Synchronization

If sharing of resources between threads is not handled in a careful, controlled fashion, the result is usually a big mess.

This is especially the case in operating system kernels, where faulty sharing can crash the entire machine.

PintOS provides several synchronization primitives to help out.

Disabling Interrupts

The crudest way to do synchronization is to disable interrupts, that is, to temporarily prevent the CPU from responding to interrupts.

If interrupts are off, no other thread will preempt the running thread, because thread preemption is driven by the timer interrupt.
If interrupts are on, as they normally are, then the running thread may be preempted by another at any time, whether between two C statements or even within the execution of one.

Incidentally, this means that PintOS is a “preemptible kernel”, that is, kernel threads can be preempted at any time. Traditional Unix systems are “nonpreemptible”, that is, kernel threads can only be preempted at points where they explicitly call into the scheduler. (User programs can be preempted at any time in both models.) As you might imagine, preemptible kernels require more explicit synchronization.

Types and functions for disabling and enabling interrupts are in threads/interrupt.h.

Types and Functions for disabling/enabling interrupts

Type: enum intr_level
- One of INTR_OFF or INTR_ON, denoting that interrupts are disabled or enabled, respectively.
Function: enum intr_level intr_get_level (void)
- Returns the current interrupt state.
Function: enum intr_level intr_set_level (enum intr_level level)
- Turns interrupts on or off according to level.
- Returns the previous interrupt state.
Function: enum intr_level intr_enable (void)
- Turns interrupts on.
- Returns the previous interrupt state.
Function: enum intr_level intr_disable (void)
- Turns interrupts off.
- Returns the previous interrupt state.

You should have little need to set the interrupt state directly. Most of the time you should use the other synchronization primitives described in the following sections.

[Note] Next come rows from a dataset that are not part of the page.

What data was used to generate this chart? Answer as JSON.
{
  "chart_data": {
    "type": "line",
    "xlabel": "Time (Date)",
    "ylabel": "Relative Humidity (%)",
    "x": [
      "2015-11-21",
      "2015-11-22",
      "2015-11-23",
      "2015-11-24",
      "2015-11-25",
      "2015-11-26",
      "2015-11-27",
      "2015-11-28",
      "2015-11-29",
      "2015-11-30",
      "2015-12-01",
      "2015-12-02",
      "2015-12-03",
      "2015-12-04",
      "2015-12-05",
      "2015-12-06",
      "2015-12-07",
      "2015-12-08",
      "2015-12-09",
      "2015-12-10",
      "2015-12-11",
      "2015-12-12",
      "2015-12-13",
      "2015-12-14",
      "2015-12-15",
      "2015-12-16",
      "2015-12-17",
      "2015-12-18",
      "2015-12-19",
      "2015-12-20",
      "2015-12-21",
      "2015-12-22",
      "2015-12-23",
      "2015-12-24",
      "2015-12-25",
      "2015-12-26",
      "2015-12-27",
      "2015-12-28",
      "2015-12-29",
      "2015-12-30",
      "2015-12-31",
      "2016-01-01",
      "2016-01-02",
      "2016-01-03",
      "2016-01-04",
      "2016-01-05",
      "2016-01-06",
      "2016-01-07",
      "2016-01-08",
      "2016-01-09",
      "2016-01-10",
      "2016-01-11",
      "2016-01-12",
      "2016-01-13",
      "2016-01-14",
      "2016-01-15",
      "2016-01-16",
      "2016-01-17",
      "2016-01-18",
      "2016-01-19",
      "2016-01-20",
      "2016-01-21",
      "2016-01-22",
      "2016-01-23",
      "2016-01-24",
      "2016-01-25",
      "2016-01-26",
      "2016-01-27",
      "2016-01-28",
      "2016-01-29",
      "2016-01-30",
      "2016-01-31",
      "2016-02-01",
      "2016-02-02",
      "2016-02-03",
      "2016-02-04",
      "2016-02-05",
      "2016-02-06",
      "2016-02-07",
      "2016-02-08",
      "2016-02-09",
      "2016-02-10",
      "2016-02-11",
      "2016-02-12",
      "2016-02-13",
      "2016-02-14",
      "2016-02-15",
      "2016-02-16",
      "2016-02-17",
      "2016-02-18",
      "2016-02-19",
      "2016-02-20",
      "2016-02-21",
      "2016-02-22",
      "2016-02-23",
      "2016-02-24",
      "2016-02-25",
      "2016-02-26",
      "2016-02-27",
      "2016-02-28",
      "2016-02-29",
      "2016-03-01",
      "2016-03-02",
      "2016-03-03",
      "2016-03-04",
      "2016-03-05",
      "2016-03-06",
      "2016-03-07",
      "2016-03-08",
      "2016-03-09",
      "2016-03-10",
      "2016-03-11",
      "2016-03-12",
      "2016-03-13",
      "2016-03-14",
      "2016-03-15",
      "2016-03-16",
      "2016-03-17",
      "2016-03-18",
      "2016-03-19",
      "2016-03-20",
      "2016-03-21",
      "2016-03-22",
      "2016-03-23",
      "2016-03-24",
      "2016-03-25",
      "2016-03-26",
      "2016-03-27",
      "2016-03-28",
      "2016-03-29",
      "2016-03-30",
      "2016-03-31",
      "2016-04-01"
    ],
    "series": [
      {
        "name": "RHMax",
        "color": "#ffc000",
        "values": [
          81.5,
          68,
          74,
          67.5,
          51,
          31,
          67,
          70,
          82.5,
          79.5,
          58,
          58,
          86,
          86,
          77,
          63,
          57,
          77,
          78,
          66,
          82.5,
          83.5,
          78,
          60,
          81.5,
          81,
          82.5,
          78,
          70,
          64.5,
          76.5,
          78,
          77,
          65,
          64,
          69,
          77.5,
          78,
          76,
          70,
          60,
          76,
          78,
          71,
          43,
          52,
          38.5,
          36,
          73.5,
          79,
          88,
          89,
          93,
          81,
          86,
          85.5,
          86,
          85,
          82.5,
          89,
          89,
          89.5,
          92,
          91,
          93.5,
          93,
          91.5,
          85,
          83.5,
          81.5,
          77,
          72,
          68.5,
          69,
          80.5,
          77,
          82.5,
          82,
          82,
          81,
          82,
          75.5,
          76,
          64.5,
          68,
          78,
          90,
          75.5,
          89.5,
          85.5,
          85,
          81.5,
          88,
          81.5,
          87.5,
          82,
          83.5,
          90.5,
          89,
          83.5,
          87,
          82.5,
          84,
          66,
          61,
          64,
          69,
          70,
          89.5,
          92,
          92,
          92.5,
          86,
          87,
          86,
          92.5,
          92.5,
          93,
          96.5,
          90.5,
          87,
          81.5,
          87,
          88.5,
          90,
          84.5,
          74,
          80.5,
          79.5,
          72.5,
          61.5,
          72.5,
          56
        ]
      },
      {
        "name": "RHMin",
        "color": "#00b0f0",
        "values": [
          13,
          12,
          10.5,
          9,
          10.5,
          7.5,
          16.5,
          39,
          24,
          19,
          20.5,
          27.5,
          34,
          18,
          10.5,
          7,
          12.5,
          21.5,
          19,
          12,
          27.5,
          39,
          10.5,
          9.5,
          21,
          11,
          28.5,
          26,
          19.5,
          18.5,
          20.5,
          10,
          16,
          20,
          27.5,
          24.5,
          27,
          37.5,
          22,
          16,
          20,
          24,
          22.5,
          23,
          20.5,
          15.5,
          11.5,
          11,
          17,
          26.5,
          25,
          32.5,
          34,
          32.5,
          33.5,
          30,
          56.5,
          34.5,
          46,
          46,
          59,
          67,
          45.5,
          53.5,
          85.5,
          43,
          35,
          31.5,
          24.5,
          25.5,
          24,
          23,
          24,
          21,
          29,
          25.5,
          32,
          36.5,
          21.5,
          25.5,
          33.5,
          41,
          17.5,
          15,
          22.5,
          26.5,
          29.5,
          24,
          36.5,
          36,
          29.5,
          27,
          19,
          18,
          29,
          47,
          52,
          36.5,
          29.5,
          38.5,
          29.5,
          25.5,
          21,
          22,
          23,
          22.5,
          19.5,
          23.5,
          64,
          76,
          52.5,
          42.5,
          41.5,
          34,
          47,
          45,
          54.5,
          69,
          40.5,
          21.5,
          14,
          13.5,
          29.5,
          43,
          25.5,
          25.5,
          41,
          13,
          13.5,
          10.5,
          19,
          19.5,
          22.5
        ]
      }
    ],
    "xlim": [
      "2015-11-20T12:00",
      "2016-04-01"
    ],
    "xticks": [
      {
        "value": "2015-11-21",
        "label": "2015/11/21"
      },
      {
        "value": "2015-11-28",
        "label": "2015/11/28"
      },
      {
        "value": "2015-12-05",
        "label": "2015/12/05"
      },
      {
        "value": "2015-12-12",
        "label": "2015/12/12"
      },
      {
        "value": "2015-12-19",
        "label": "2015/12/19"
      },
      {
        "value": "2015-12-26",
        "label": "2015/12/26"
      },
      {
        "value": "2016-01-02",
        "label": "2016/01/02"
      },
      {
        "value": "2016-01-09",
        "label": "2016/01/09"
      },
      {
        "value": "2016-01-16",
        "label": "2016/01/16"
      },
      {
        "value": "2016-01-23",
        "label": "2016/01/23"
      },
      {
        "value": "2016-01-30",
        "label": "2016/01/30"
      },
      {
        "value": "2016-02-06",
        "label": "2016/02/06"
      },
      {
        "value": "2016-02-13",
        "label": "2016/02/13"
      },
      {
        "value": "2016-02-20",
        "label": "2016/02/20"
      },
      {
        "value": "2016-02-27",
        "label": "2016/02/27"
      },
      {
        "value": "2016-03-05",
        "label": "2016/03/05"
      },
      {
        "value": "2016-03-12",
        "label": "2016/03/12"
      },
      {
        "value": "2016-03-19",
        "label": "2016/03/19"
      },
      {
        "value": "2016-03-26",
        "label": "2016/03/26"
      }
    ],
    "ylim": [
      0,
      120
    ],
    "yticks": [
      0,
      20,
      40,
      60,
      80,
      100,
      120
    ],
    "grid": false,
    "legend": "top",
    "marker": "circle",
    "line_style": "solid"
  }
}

The main reason to disable interrupts is to synchronize kernel threads with external interrupt handlers, which cannot sleep and thus cannot use most other forms of synchronization (see section External Interrupt Handling).
Some external interrupts cannot be postponed, even by disabling interrupts. These interrupts, called non-maskable interrupts (NMIs), are supposed to be used only in emergencies, e.g. when the computer is on fire. PintOS does not handle non-maskable interrupts.

Semaphores

Semaphores were invented by Edsger Dijkstra and first used in the THE operating system. A semaphore is a nonnegative integer together with two operators that manipulate it atomically, which are:

“Down” or “P”
- wait for the value to become positive, then decrement it.
“Up” or “V”
- increment the value (and wake up one waiting thread, if any).

A semaphore initialized to 0 may be used to wait for an event that will happen exactly once.

For example, suppose thread A starts another thread B and wants to wait for B to signal that some activity is complete.
A can create a semaphore initialized to 0, pass it to B as it starts it, and then “down” the semaphore. When B finishes its activity, it “ups” the semaphore. This works regardless of whether A “downs” the semaphore or B “ups” it first.

A semaphore initialized to 1 is typically used for controlling access to a resource.

Before a block of code starts using the resource, it “downs” the semaphore, then after it is done with the resource it “ups” the resource.
In such a case a lock, described below, may be more appropriate.

Semaphores can also be initialized to values larger than 1. These are rarely used.

PintOS’ semaphore type and operations are declared in threads/synch.h.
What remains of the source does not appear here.